During training time, divide each dropout layer by keep_prob to keep the same expected value for the activations. For example, if keep_prob is 0.5, then we will on average shut down half the nodes, so the output will be scaled by 0.5 since only the remaining half are contributing to the solution. Dividing by 0.5 is equivalent to multiplying by 2. Hence, the output now has the same expected value. You can check that this works even when keep_prob is other values than 0.5.

no dropout in test data, because it will cause your result random. And because you divide the output of the dropout layer by the keep_probability, you don't need to worry about scaling again in test data.
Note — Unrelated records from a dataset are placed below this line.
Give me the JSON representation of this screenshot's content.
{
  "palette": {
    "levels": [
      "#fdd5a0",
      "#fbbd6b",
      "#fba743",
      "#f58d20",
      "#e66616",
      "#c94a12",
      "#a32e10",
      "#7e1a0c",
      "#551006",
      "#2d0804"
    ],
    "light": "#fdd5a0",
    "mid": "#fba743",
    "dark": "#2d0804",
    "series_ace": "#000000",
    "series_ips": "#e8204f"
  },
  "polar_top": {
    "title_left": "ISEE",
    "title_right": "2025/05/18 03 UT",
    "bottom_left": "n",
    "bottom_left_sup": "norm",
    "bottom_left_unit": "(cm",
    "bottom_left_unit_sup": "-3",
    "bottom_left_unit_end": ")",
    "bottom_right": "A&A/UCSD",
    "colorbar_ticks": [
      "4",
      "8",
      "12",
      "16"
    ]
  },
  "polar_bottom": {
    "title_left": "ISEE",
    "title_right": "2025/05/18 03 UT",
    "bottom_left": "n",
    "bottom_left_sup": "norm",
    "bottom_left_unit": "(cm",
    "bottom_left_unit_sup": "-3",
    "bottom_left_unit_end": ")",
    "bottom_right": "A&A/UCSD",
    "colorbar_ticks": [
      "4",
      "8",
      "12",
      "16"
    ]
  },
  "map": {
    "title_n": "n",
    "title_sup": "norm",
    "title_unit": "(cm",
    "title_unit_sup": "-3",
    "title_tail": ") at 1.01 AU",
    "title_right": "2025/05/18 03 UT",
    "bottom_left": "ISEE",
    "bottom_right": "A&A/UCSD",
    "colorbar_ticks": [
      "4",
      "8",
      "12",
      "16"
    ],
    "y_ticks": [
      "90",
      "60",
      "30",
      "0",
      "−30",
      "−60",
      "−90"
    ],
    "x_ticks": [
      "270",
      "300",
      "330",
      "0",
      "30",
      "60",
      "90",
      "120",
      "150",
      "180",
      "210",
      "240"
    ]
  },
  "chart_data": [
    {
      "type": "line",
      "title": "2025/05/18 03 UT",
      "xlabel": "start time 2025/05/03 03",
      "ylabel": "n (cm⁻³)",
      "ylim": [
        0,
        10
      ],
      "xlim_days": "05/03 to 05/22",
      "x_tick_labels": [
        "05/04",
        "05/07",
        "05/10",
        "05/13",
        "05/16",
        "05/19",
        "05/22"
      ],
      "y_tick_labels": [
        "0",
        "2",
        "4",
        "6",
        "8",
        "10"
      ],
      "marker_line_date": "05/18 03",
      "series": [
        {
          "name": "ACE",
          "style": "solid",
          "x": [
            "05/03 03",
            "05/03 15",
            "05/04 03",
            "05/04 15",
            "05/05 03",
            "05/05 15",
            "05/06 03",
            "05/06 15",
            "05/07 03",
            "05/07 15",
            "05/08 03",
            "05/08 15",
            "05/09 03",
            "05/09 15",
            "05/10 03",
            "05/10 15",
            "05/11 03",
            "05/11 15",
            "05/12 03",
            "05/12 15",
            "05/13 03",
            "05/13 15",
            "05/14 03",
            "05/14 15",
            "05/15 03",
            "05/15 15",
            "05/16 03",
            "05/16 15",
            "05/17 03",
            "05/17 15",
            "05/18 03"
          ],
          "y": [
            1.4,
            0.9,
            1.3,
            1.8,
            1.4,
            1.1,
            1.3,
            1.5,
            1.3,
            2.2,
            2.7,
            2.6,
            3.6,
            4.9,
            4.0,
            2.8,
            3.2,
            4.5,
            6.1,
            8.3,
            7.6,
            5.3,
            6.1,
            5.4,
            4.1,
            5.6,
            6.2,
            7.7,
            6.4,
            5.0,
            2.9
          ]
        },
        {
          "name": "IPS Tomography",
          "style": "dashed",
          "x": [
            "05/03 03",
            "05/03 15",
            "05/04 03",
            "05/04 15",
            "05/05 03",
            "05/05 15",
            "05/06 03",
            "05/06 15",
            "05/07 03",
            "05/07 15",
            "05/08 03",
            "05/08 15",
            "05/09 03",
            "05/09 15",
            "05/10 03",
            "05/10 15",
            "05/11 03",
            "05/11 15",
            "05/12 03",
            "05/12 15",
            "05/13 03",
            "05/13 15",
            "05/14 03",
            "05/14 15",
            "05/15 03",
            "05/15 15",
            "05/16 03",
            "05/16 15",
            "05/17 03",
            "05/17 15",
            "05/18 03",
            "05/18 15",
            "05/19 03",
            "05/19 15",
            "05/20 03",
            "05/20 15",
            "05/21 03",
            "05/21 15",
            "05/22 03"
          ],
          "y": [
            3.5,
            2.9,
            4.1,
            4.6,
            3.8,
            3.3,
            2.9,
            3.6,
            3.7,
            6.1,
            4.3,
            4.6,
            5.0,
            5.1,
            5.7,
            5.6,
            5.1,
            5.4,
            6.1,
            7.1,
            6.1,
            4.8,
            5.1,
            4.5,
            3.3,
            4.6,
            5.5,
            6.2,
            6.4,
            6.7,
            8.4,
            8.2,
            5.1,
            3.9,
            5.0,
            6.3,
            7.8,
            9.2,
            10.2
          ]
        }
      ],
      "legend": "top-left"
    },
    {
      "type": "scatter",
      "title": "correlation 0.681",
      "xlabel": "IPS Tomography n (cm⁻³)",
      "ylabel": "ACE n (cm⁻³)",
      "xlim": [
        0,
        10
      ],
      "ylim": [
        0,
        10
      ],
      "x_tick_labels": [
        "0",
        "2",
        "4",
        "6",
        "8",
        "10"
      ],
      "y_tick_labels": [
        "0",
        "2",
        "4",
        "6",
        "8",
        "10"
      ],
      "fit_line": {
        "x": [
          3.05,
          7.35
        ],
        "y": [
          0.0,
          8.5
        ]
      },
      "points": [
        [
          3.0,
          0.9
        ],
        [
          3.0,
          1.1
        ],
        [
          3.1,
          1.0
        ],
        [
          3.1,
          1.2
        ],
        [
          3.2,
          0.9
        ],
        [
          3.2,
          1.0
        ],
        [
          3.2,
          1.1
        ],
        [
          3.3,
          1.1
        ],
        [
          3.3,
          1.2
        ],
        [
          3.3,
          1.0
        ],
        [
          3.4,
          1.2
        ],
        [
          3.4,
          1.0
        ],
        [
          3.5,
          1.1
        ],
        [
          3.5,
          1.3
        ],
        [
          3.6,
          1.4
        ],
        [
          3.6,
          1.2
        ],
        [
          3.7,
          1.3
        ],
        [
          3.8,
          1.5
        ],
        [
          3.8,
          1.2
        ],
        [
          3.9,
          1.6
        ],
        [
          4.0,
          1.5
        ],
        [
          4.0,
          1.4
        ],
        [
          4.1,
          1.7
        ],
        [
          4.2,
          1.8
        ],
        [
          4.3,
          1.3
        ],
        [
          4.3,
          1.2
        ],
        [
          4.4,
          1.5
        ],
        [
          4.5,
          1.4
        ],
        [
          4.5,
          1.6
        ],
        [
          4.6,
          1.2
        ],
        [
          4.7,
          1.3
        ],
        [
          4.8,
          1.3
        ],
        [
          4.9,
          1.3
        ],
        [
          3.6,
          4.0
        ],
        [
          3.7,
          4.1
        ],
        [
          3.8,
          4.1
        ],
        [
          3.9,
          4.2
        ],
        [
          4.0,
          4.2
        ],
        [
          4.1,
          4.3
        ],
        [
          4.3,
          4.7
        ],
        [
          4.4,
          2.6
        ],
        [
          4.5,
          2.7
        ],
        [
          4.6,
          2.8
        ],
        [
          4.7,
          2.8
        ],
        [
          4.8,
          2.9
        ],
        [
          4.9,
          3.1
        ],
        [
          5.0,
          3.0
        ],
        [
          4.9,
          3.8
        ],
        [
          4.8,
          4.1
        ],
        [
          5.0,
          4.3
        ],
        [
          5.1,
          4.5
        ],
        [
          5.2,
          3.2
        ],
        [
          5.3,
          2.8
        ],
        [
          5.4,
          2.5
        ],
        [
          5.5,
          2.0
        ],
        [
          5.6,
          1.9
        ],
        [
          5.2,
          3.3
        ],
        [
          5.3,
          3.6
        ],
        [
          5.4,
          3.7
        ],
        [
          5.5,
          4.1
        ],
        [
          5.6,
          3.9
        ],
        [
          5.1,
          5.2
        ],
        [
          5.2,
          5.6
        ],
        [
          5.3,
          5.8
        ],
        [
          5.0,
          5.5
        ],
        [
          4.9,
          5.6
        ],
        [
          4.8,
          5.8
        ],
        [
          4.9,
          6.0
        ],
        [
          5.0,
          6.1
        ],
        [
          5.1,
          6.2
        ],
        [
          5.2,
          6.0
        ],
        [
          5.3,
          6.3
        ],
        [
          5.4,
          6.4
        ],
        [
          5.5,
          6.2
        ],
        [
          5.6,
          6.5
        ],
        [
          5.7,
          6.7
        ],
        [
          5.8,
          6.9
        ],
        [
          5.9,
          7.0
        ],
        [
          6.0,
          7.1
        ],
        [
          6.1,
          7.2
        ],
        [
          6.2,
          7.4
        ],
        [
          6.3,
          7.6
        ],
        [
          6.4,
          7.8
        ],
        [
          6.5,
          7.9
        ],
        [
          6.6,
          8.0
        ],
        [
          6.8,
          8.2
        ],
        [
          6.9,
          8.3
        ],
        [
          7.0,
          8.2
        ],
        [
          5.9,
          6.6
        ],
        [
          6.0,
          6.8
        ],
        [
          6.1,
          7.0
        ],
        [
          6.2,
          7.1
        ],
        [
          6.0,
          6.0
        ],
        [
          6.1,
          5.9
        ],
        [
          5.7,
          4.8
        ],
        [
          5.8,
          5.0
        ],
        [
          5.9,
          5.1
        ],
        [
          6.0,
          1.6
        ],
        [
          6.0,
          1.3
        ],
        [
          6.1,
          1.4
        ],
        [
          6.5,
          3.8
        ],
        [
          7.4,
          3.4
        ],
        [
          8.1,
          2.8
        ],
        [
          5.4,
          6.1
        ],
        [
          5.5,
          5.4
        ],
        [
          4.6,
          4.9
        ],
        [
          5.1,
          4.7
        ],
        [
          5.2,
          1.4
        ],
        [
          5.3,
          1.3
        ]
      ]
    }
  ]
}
Apply dropout both during forward and backward propagation.

**Data Augmentation**
Sometimes, getting additional training data can be expensive, so you can use data augmentation to generate more data. For example, you can flip a picture horizontally, rotate a picture or, distort or zoom in /out a picture, etc., then put them in the training data.

**Early Stopping**

But one reason why early stopping not frequently used is it can influence training data performance and dev data performance of the model simultaneously which obeys the rule of orthogonalization.

### Initialization

A well-chosen initialization can:

- Speed up the convergence of gradient descent
- Increase the odds of gradient descent converging to a lower training (and generalization) error

So:

- Different initializations lead to different results
- Random initialization is used to break symmetry and make sure different hidden units can learn different things
- Don't initialize to values that are too large
- "He" initialization works well for networks with ReLU activations.

### Baseline

A baseline is a method that uses heuristics, simple summary statistics, randomness, or machine learning to create predictions for a dataset. You can use these predictions to measure the baseline's performance (e.g., accuracy)-- this metric will then become what you compare any other machine learning algorithm against.

In more detail:

A machine learning algorithm tries to learn a function that models the relationship between the input (feature) data and the target variable (or label). When you test it, you will typically measure performance in one way or another. For example, your algorithm may be 75% accurate. But what does this mean? You can infer this meaning by comparing with a baseline's performance.

Typical baselines include those supported by scikit-learn's "dummy" estimators:

Classification baselines:

- “stratified”: generates predictions by respecting the training set’s class distribution.
- “most_frequent”: always predicts the most frequent label in the training set.
- “prior”: always predicts the class that maximizes the class prior.
- “uniform”: generates predictions uniformly at random.
- “constant”: always predicts a constant label that is provided by the user. This is useful for metrics that evaluate a non-majority class.

Regression baselines:

- “median”: always predicts the median of the training set
- “quantile”: always predicts a specified quantile of the training set, provided with the quantile parameter.
- “constant”: always predicts a constant value that is provided by the user.

In general, you will want your approach to outperform the baselines you have selected. In the example above, you would want your 75% accuracy to be higher than any baseline you have run on the same data.